1. Consider a relation with 4 attributes A, B, C, and D. Answer the following questions given the functional dependences A -> B, B -> C, AD -> C.
Part a What is the closure of the given set of functional dependencies? List only the dependencies in the closure whose right sides are single attributes and whose left sides have no subset that can determine the same right side. (For example, given we have A->B, do not list AC->B.)
Part b What are the candidate keys for the relation?
Part c What is the minimal cover for the given set of functional dependencies?
Part d Is the relation is BCNF? Justify your answer.
Part e Is the relation is 3NF? Justify your answer. Also, if the relation is not in 3NF, give a lossless-join, dependency-preserving decomposition into a collection of 3NF relations.

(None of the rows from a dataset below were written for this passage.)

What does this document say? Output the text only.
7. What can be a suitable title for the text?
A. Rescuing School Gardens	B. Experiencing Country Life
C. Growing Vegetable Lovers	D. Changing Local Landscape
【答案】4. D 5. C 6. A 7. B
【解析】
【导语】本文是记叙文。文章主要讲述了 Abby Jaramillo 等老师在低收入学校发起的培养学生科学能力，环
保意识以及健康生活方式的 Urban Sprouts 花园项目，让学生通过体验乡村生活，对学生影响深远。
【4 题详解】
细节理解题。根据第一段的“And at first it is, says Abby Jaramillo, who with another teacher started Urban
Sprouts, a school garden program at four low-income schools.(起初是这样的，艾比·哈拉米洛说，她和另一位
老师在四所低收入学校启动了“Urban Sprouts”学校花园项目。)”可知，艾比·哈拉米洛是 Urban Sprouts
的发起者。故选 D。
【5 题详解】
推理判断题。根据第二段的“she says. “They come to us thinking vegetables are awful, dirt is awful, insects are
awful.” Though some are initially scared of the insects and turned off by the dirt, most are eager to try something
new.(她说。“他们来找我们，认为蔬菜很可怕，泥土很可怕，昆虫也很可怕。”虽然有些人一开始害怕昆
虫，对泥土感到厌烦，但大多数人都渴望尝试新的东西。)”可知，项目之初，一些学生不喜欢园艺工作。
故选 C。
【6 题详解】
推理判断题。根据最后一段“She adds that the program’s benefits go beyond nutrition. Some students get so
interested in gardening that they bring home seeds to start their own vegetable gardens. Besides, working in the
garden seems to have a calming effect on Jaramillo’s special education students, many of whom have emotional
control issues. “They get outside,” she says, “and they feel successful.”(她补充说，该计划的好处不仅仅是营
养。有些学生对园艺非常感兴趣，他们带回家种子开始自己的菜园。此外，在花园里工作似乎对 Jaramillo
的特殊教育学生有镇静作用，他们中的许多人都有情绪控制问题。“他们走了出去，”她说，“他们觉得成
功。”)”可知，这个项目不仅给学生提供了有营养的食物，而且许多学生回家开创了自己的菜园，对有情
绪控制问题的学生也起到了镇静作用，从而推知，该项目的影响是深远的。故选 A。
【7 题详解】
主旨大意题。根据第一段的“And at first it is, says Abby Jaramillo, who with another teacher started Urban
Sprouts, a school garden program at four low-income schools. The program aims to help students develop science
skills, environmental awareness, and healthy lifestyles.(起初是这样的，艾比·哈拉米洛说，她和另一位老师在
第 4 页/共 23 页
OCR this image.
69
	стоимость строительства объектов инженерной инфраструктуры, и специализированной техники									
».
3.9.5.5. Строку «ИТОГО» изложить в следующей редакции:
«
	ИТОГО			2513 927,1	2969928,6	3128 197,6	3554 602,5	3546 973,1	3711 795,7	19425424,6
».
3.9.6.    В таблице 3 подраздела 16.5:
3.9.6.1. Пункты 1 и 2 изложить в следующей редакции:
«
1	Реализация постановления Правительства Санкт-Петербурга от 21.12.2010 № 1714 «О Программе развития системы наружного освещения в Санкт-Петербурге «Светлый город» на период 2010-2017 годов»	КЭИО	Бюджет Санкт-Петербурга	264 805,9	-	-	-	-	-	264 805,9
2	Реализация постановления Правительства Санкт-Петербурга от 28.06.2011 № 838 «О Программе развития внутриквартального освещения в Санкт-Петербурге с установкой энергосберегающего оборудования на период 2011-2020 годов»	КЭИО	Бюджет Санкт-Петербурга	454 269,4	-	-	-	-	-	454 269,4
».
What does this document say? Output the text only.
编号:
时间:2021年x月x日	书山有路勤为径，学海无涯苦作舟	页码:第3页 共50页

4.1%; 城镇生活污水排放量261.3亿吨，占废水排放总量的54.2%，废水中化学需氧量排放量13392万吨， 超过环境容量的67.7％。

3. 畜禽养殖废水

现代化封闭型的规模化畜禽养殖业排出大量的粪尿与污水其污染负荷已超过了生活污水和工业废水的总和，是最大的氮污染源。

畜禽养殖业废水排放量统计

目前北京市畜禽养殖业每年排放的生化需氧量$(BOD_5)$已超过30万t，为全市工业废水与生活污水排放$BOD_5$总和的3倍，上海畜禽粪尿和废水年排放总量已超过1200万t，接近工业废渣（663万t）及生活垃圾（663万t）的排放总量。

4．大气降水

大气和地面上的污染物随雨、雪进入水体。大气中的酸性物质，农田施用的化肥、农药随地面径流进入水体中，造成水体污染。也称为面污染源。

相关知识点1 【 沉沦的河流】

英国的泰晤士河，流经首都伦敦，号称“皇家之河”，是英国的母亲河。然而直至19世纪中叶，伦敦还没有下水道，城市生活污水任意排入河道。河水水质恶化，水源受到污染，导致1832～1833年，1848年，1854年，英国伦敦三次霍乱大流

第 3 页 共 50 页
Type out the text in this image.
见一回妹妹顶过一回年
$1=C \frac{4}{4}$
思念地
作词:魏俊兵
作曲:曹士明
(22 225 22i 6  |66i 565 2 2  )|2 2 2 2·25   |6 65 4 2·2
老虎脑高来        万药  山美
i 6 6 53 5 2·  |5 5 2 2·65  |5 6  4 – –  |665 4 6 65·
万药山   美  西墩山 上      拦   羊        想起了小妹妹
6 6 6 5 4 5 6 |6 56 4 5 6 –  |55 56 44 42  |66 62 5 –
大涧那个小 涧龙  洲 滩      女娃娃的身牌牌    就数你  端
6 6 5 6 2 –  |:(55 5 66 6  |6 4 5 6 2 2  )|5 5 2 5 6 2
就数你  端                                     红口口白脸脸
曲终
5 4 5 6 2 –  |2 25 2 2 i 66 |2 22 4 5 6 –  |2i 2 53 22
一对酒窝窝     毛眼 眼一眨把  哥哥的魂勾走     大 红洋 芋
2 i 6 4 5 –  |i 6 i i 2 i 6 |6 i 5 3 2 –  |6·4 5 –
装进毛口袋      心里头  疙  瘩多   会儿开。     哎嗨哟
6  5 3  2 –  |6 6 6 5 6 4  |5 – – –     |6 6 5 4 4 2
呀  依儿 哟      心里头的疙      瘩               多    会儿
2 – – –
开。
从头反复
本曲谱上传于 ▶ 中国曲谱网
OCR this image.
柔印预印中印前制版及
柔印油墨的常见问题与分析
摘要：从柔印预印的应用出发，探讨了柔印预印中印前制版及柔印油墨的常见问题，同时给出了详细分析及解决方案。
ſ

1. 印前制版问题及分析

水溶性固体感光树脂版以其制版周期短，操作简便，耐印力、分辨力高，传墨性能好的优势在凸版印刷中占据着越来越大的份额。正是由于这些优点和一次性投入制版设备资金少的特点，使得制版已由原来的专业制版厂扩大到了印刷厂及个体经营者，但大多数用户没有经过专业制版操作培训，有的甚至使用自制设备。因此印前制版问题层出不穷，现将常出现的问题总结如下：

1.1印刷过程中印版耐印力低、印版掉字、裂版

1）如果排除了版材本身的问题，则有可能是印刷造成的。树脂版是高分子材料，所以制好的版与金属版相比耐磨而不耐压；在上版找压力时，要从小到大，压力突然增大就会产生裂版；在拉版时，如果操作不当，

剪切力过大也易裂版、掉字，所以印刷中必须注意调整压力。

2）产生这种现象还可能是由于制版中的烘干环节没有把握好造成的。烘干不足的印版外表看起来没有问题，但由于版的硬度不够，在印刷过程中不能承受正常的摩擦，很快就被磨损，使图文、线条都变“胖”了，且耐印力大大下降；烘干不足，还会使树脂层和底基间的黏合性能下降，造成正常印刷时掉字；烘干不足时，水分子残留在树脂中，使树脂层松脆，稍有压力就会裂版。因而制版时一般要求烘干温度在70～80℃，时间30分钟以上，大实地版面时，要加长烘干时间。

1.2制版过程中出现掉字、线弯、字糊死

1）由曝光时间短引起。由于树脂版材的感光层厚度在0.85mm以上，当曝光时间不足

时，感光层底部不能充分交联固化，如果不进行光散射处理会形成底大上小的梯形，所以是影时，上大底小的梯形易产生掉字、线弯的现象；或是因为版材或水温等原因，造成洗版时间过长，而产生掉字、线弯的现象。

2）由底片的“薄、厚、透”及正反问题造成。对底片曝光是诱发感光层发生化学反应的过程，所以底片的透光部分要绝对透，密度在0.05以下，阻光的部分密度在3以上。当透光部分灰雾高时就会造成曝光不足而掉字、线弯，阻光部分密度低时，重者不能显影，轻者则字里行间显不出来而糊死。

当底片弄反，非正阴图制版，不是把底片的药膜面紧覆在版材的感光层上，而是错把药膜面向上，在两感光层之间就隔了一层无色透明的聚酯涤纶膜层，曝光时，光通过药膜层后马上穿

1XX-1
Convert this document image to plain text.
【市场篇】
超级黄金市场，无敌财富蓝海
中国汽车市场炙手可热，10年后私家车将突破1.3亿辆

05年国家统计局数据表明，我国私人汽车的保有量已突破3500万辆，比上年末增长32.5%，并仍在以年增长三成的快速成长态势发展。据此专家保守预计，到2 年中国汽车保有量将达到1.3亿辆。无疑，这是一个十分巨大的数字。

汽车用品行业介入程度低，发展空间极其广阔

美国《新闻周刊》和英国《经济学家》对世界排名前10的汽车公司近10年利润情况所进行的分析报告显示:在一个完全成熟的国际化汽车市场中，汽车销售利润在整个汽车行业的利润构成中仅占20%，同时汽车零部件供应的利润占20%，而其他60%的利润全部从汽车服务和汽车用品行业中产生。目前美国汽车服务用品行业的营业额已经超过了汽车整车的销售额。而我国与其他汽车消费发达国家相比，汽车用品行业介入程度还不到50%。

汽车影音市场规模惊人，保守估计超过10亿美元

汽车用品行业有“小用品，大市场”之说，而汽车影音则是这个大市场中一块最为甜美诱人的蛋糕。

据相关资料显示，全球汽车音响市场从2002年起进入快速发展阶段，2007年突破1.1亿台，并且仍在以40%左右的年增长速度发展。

2. In Database Management Systems by Ramakrishnan and Gehrke, Chapter 18, exercise 18.4, pg. 539. For Part 2, add only commit or abort actions; add the fewest possible such actions to obtain a schedule achieving the desired property (if possible).
3. In Database Management Systems by Ramakrishnan and Gehrke, Chapter 19, exercise 19.4, pg. 567, Parts 1 and 2 (i.e. the first two concurrency control mechanisms enumerated) for both sequences (S1 and S2).